Industry 4.0 offers endless possibilities as more production lines are designed and configured with quality sensors. Those who utilize the right sensors, in the right place, for the right amount of time should experience improved system maintenance..
Such maintenance affords today’s production landscape and its many stakeholders improved maintenance possibilities. It comes about through predictive or scheduled maintenance, via an early warning for imminent, unplanned maintenance.
As more firms embrace Industry 4.0, compliance standards for networking connected devices will need to be implemented. IO-Link, for example, is an industrial communications networking standard (IEC 61131-9) commonly used to govern the connections of digital sensors, actuators and other devices with a digital platform to consummate industrial automation and enable scheduled maintenance.
Automation allows plant and equipment managers to better measure equipment and system wear, degradation and performance. With this information, managers gain visibility and control of an industrial environment, as well as improved maintenance.
Through information gathering and aggregation, voluminous operational performance data may be captured and analyzed via sophisticated business analytics. This allows for accurate predictions of when parts, machinery and other equipment may be due for service or replacement.
Scheduled Versus Unscheduled Maintenance
Scheduled maintenance on a part, equipment or system is proactive, but often static, and based on history and the manufacturer’s recommendation. The service may include assessments such as vibration monitoring, oil sampling and analysis or other action performed on the equipment or system. This may lead to a maintenance action or part replacement.

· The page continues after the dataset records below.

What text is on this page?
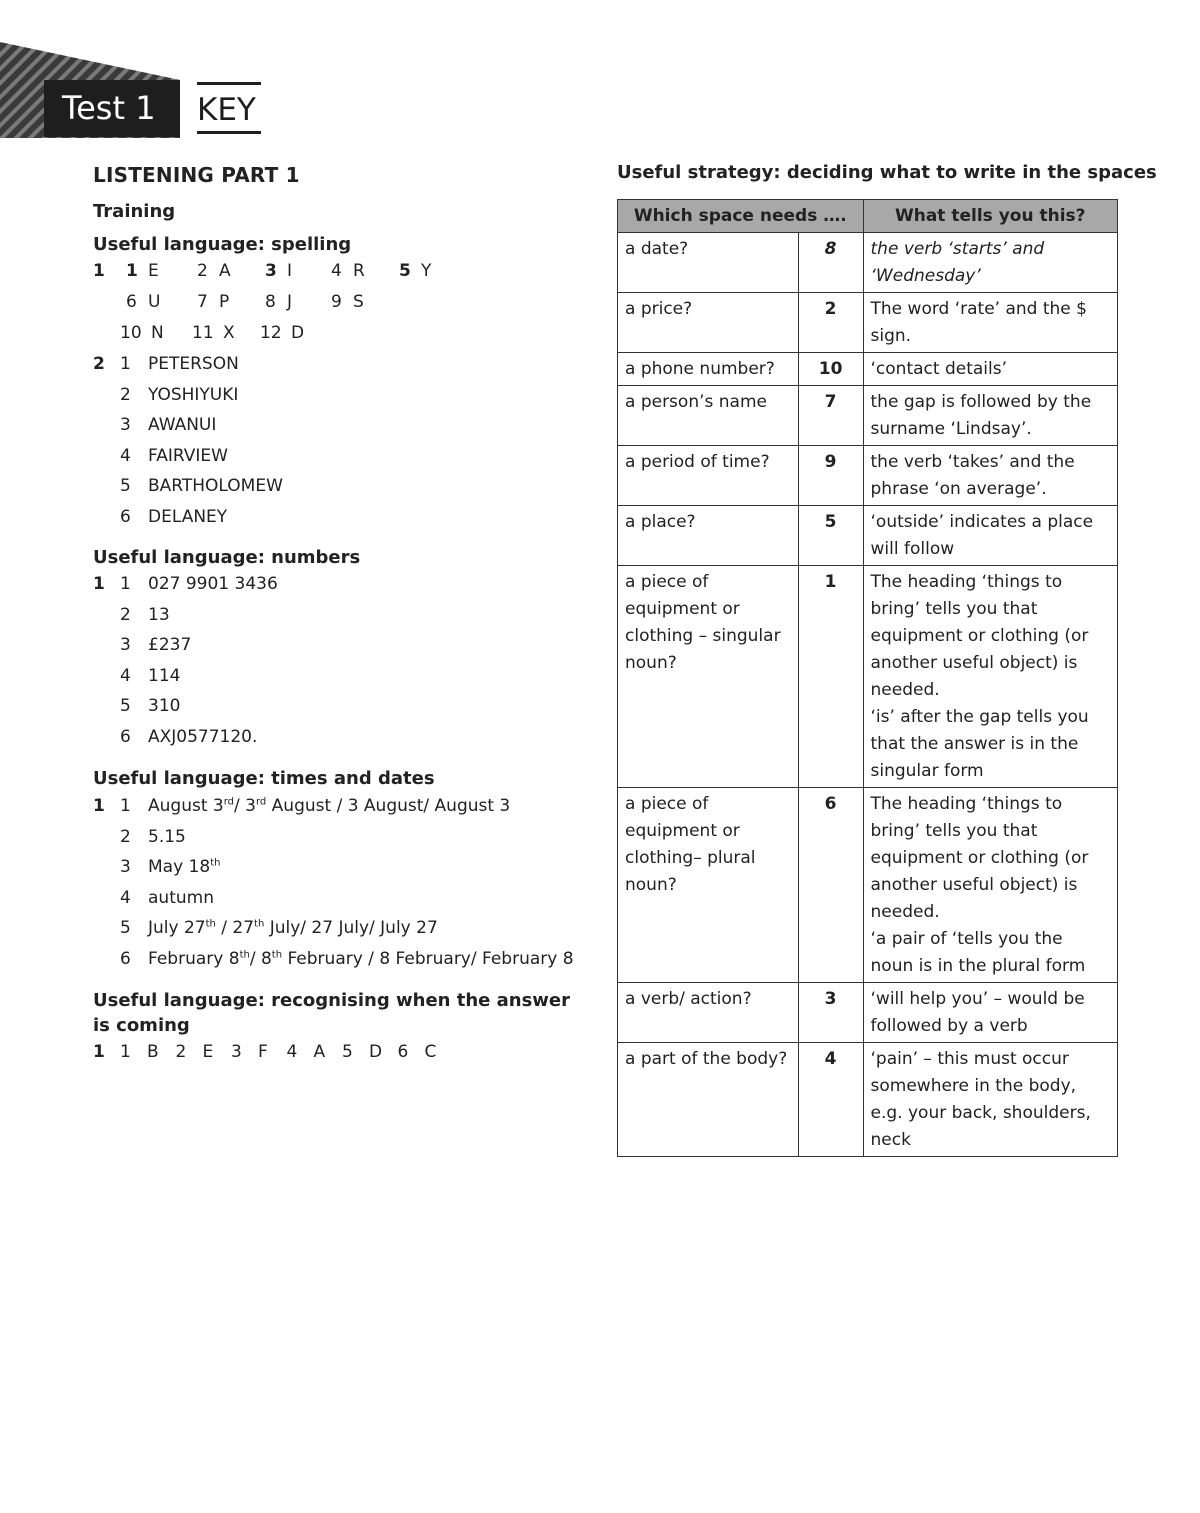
Test 1	KEY
LISTENING PART 1
Training
Useful language: spelling
1 1 E 2 A 3 I 4 R 5 Y
6 U 7 P 8 J 9 S
10 N 11 X 12 D
2 1 PETERSON
2 YOSHIYUKI
3 AWANUI
4 FAIRVIEW
5 BARTHOLOMEW
6 DELANEY
Useful language: numbers
1 1 027 9901 3436
2 13
3 £237
4 114
5 310
6 AXJ0577120.
Useful language: times and dates
1 1 August 3rd/ 3rd August / 3 August/ August 3
2 5.15
3 May 18th
4 autumn
5 July 27th / 27th July/ 27 July/ July 27
6 February 8th/ 8th February / 8 February/ February 8
Useful language: recognising when the answer
is coming
1 1 B 2 E 3 F 4 A 5 D 6 C
Useful strategy: deciding what to write in the spaces
Which space needs ….		What tells you this?
a date?	8	the verb ‘starts’ and ‘Wednesday’

a price?	2	The word ‘rate’ and the $ sign.

a phone number?	10	‘contact details’

a person’s name	7	the gap is followed by the surname ‘Lindsay’.

a period of time?	9	the verb ‘takes’ and the phrase ‘on average’.

a place?	5	‘outside’ indicates a place will follow

a piece of equipment or clothing – singular noun?	1	The heading ‘things to bring’ tells you that equipment or clothing (or another useful object) is needed.
‘is’ after the gap tells you that the answer is in the singular form

a piece of equipment or clothing– plural noun?	6	The heading ‘things to bring’ tells you that equipment or clothing (or another useful object) is needed.
‘a pair of ‘tells you the noun is in the plural form

a verb/ action?	3	‘will help you’ – would be followed by a verb

a part of the body?	4	‘pain’ – this must occur somewhere in the body, e.g. your back, shoulders, neck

Unscheduled maintenance is obviously an unplanned activity and can be troublesome from both a timing and cost perspective. With Industry 4.0, better dashboards, virtual monitoring and digital twins (a virtual replication of a system, machine or other physical entity) aggregate more data, in real time, with good sensing. These tools help users avoid unscheduled maintenance.
A maintenance schedule, when accurately created, leads to a better use of automation, sensors and network-connected devices.
Such maintenance may include programs like vibration monitoring, fluid sampling, data gathering and analysis. Data logging is used to record parameters such as temperature, pressure, throughput and anything else that can be physically measured. Applying algorithms and machine learning to such data can help detect degradation or early signs of failure. Information retrieved via sensors and connected devices feeds into programs that work in tandem with maintenance schedules and predetermined maintenance requirements – usually through cloud-based software integrated with a remote user-friendly platform.
Today, there are countless sensors able to detect almost anything – motion, light, temperature, current, proximity, position, ultrasonic vibration and much more. They are part of the newfound industrial landscape where input and output become the basis of monitoring and measurement. Maintenance is now more predictive and scheduled than ever before.
When sensors, IoT and remote platforms converge, they help industrial operations stay ahead of operational trouble and material failure. Manufacturers avoid unplanned maintenance, failures and lost productivity. Accurate monitoring and greater efficiency are achieved through fewer operational interruptions.
Automation for Quality and Efficiency
As more companies embrace Industry 4.0 and automate the production floor with high-quality sensors, actuators and other connected devices like wireless piezo sensors that measure vibration levels and report those measurements back to the mainframe where the information can be acted upon, maintenance on the production floor will improve.
“Automation customers want to produce products at an increased rate, with higher quality, and be more efficient doing it,” says Russ Freeman, product portfolio manager with Allied Electronics & Automation in Fort Worth, Texas.
“No matter what control platform they choose to accomplish these goals, they are all dependent on repeatable, high-speed and accurate feedback from their sensors.”
Operational performance improves through better monitoring and accurate prediction of maintenance intervals. Time-to-failure becomes clearer. With good historical data acquired through quality sensors and connected devices, useful information becomes available to help drive better decisions on the production floor.